Millennials and Gen Z are the core consumer group within the convenience channel, with around 60 per cent of them likely to visit more than once a week, reveals a new report.
However, convenience stores will need to up their game and ensure they have the right offering that will differentiate them, as these demographic want their local stores to be ‘fun and engaging’, according to the inaugural TWC Trends Spring 2021 Report.
The research has also identified that Amazon could make a substantial share steal of the grocery market and that supermarkets may start to lose dominance especially with the younger generation and more affluent shoppers.
It also highlights that the online delivery trend that is here to stay and will only get bigger with convenience stores needing to increase their participation in order to combat Amazon growth.
“Here at TWC, we believe that although Amazon is discussed a lot as a threat to our channel, the fact that 72 per cent of the population has an account really emphasizes that threat. And now, it is now a double threat with the launch of Amazon Fresh and a triple threat with its investment in Deliveroo,” commented Tom Fender, Development Director at TWC.
“Their online platform may not impress Gen Z but their food to go and delivery solutions are sure to be winning hearts and minds in this consumer cohort. What we are most impressed with is the knowledge Amazon has on its customers which all comes from an obsession to gather, analyse and interpret data. This is something which many people in retail overlook. It is the fuel of their engine!”

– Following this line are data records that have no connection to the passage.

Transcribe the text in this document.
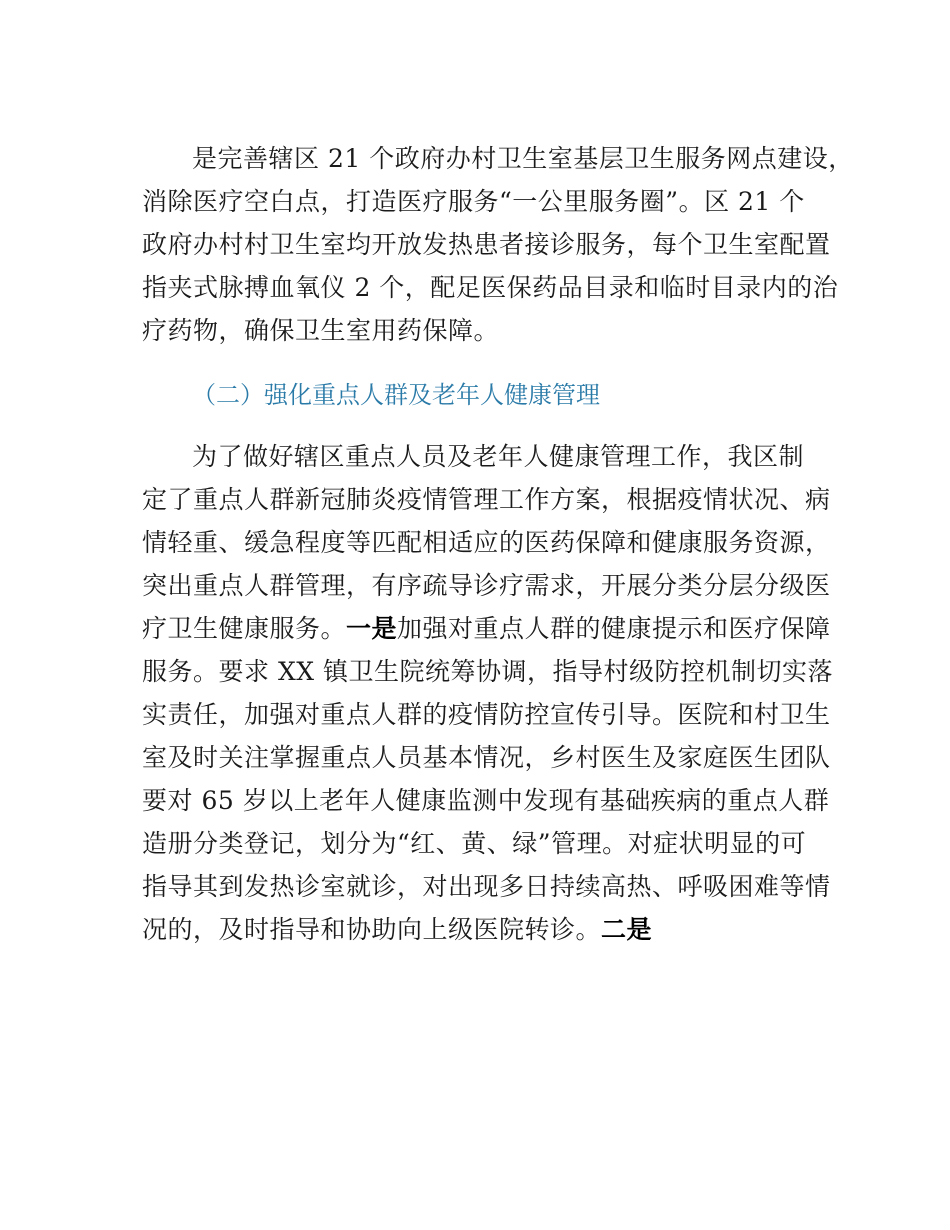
是完善辖区 21 个政府办村卫生室基层卫生服务网点建设，
消除医疗空白点，打造医疗服务“一公里服务圈”。区 21 个
政府办村村卫生室均开放发热患者接诊服务，每个卫生室配置
指夹式脉搏血氧仪 2 个，配足医保药品目录和临时目录内的治
疗药物，确保卫生室用药保障。
（二）强化重点人群及老年人健康管理
为了做好辖区重点人员及老年人健康管理工作，我区制
定了重点人群新冠肺炎疫情管理工作方案，根据疫情状况、病
情轻重、缓急程度等匹配相适应的医药保障和健康服务资源，
突出重点人群管理，有序疏导诊疗需求，开展分类分层分级医
疗卫生健康服务。一是加强对重点人群的健康提示和医疗保障
服务。要求 XX 镇卫生院统筹协调，指导村级防控机制切实落
实责任，加强对重点人群的疫情防控宣传引导。医院和村卫生
室及时关注掌握重点人员基本情况，乡村医生及家庭医生团队
要对 65 岁以上老年人健康监测中发现有基础疾病的重点人群
造册分类登记，划分为“红、黄、绿”管理。对症状明显的可
指导其到发热诊室就诊，对出现多日持续高热、呼吸困难等情
况的，及时指导和协助向上级医院转诊。二是
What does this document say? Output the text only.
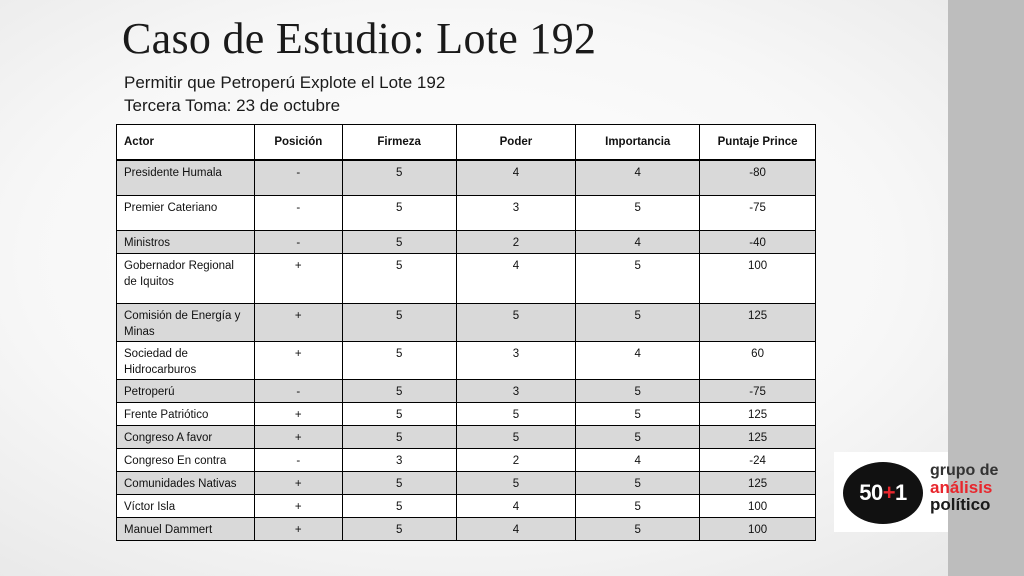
Caso de Estudio: Lote 192
Permitir que Petroperú Explote el Lote 192
Tercera Toma: 23 de octubre
Actor	Posición	Firmeza	Poder	Importancia	Puntaje Prince
Presidente Humala	-	5	4	4	-80
Premier Cateriano	-	5	3	5	-75
Ministros	-	5	2	4	-40
Gobernador Regional de Iquitos	+	5	4	5	100
Comisión de Energía y Minas	+	5	5	5	125
Sociedad de Hidrocarburos	+	5	3	4	60
Petroperú	-	5	3	5	-75
Frente Patriótico	+	5	5	5	125
Congreso A favor	+	5	5	5	125
Congreso En contra	-	3	2	4	-24
Comunidades Nativas	+	5	5	5	125
Víctor Isla	+	5	4	5	100
Manuel Dammert	+	5	4	5	100
50+1
grupo de
análisis
político
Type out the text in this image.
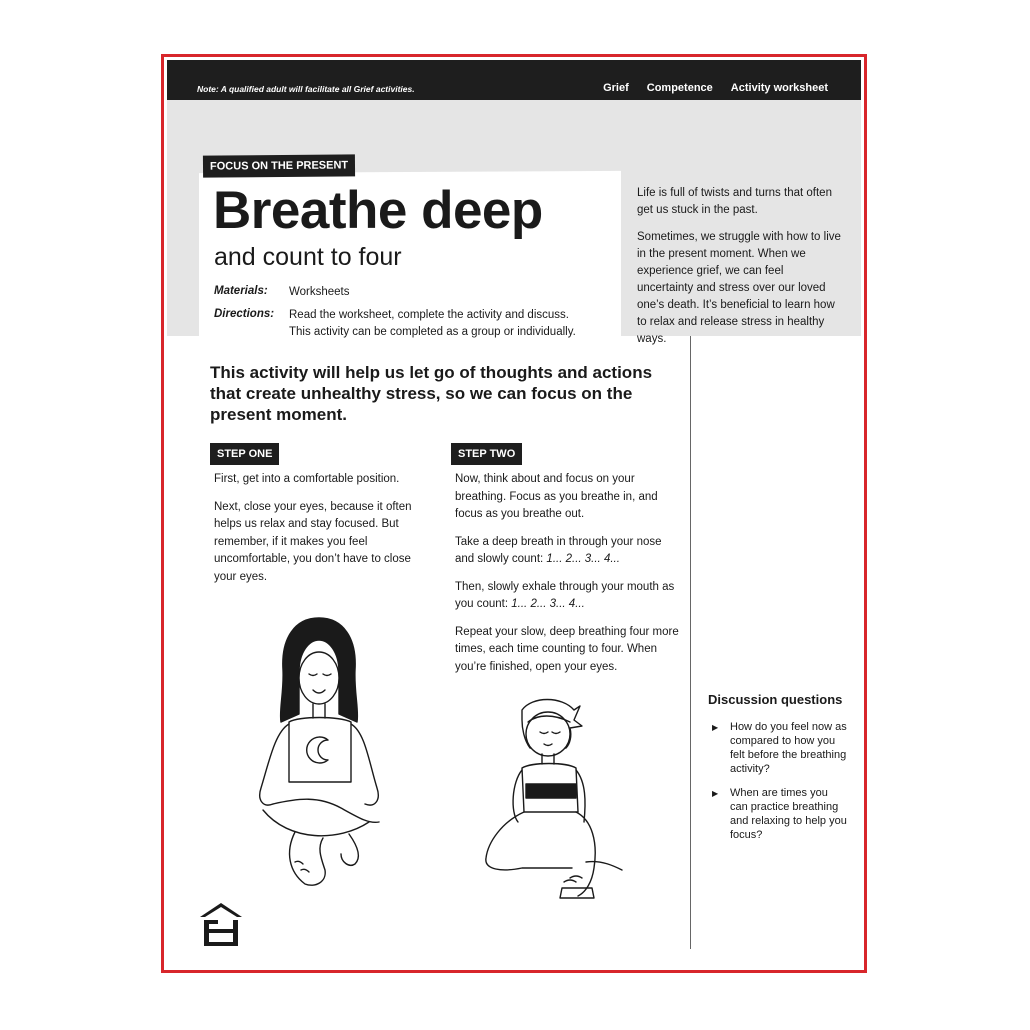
Note: A qualified adult will facilitate all Grief activities.	Grief Competence Activity worksheet
FOCUS ON THE PRESENT
Breathe deep
and count to four
Materials: Worksheets
Directions: Read the worksheet, complete the activity and discuss.
This activity can be completed as a group or individually.

Life is full of twists and turns that often get us stuck in the past.

Sometimes, we struggle with how to live in the present moment. When we experience grief, we can feel uncertainty and stress over our loved one’s death. It’s beneficial to learn how to relax and release stress in healthy ways.

This activity will help us let go of thoughts and actions that create unhealthy stress, so we can focus on the present moment.
STEP ONE

First, get into a comfortable position.

Next, close your eyes, because it often helps us relax and stay focused. But remember, if it makes you feel uncomfortable, you don’t have to close your eyes.

STEP TWO

Now, think about and focus on your breathing. Focus as you breathe in, and focus as you breathe out.

Take a deep breath in through your nose and slowly count: 1... 2... 3... 4...

Then, slowly exhale through your mouth as you count: 1... 2... 3... 4...

Repeat your slow, deep breathing four more times, each time counting to four. When you’re finished, open your eyes.

Discussion questions
▶ How do you feel now as compared to how you felt before the breathing activity?
▶ When are times you can practice breathing and relaxing to help you focus?
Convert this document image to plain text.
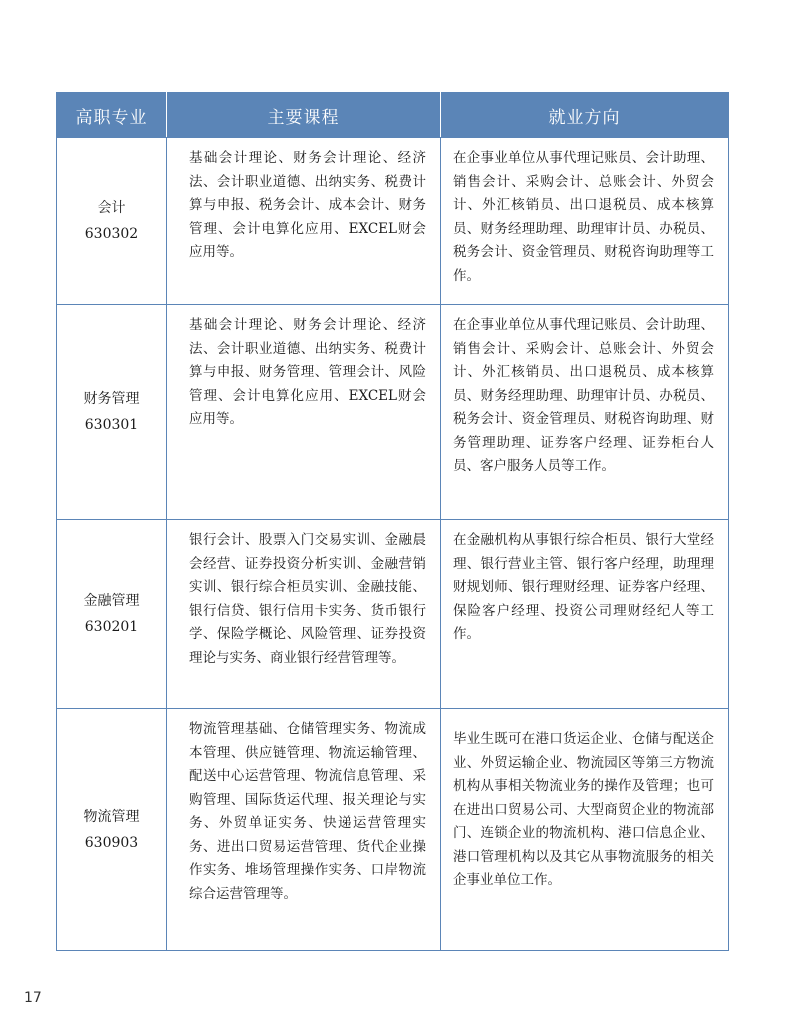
高职专业	主要课程	就业方向

会计
630302	基础会计理论、财务会计理论、经济法、会计职业道德、出纳实务、税费计算与申报、税务会计、成本会计、财务管理、会计电算化应用、EXCEL财会应用等。	在企事业单位从事代理记账员、会计助理、销售会计、采购会计、总账会计、外贸会计、外汇核销员、出口退税员、成本核算员、财务经理助理、助理审计员、办税员、税务会计、资金管理员、财税咨询助理等工作。

财务管理
630301	基础会计理论、财务会计理论、经济法、会计职业道德、出纳实务、税费计算与申报、财务管理、管理会计、风险管理、会计电算化应用、EXCEL财会应用等。	在企事业单位从事代理记账员、会计助理、销售会计、采购会计、总账会计、外贸会计、外汇核销员、出口退税员、成本核算员、财务经理助理、助理审计员、办税员、税务会计、资金管理员、财税咨询助理、财务管理助理、证券客户经理、证券柜台人员、客户服务人员等工作。

金融管理
630201	银行会计、股票入门交易实训、金融晨会经营、证券投资分析实训、金融营销实训、银行综合柜员实训、金融技能、银行信贷、银行信用卡实务、货币银行学、保险学概论、风险管理、证券投资理论与实务、商业银行经营管理等。	在金融机构从事银行综合柜员、银行大堂经理、银行营业主管、银行客户经理，助理理财规划师、银行理财经理、证券客户经理、保险客户经理、投资公司理财经纪人等工作。

物流管理
630903	物流管理基础、仓储管理实务、物流成本管理、供应链管理、物流运输管理、配送中心运营管理、物流信息管理、采购管理、国际货运代理、报关理论与实务、外贸单证实务、快递运营管理实务、进出口贸易运营管理、货代企业操作实务、堆场管理操作实务、口岸物流综合运营管理等。	毕业生既可在港口货运企业、仓储与配送企业、外贸运输企业、物流园区等第三方物流机构从事相关物流业务的操作及管理；也可在进出口贸易公司、大型商贸企业的物流部门、连锁企业的物流机构、港口信息企业、港口管理机构以及其它从事物流服务的相关企事业单位工作。
17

The research has revealed that millennials and Gen Z are very receptive to convenience stores collecting data. 57 per cent of millennials said that convenience stores should collect and use customer data more/better – to offer personalized products and promotions. Almost a similar number (56%) are in favour of stores launching some kind of membership/loyalty programme.
Millennials and Gen Z are a vital consumer group in convenience, as 59 per cent of the former and 65 per cent of the latter groups visit convenience stores more than once a week. This is higher than the 47 per cent on average for the total population, and way above the 32 per cent of baby boomers and 42 per cent of the Gen X.
At the same time, convenience stores need to look for a range rationalisation to improve the shopper experience as almost two in third (63%) say there are many products in a convenience store that they never buy or they would never buy.
58 per cent of them said convenience stores need to review what they’re offering/selling more often and a similar number found stores too cluttered and thought they could do with a ‘make over’.
Over half of them (52%) think convenience stores could do more to ‘jazz up’ their stores and make them a bit more fun and engaging, and an equal number suggest the stores need to broaden their appeal to people their age.
According to the survey, half of the population (50%) think that convenience stores are the most important retailer in their local community and said life would have been very difficult without them.
Over half of them (55%) also think that convenience stores could do more to demonstrate their sustainable or environmental credentials. Similar number (57%) are inclined to buy food and drinks from local suppliers/producers at their local store, and a bigger number of the population (62%) would be happy to buy fresh fruit, vegetables from local independent convenience store. 55 per cent think that convenience stores need to give more space to healthy products.
The research has also confirmed that PMPs are still playing an important role at demonstrating value and trust. 65 per cent believe that price marked packs mean that they are being over charged and 58 per cent think that it means they are actually getting some sort of discount.
There is also an indication that customers will still be willing to trade up for affordable luxuries. 53 per cent said they will be willing to pay a bit more for food and drinks compared to pre-pandemic in light of the last 12 months. Within convenience stores, customers are willing to pay 20 per cent more on a bottle of wine for a social get together with friends v their usual bottle of wine.
“This report deliberately focusses on the long-term impacts on consumer behaviour. We believe that the immediate after-shocks of Covid-19 have been copiously covered and the industry has a firm grasp of the likely sales patterns for 2021,” Fender concluded.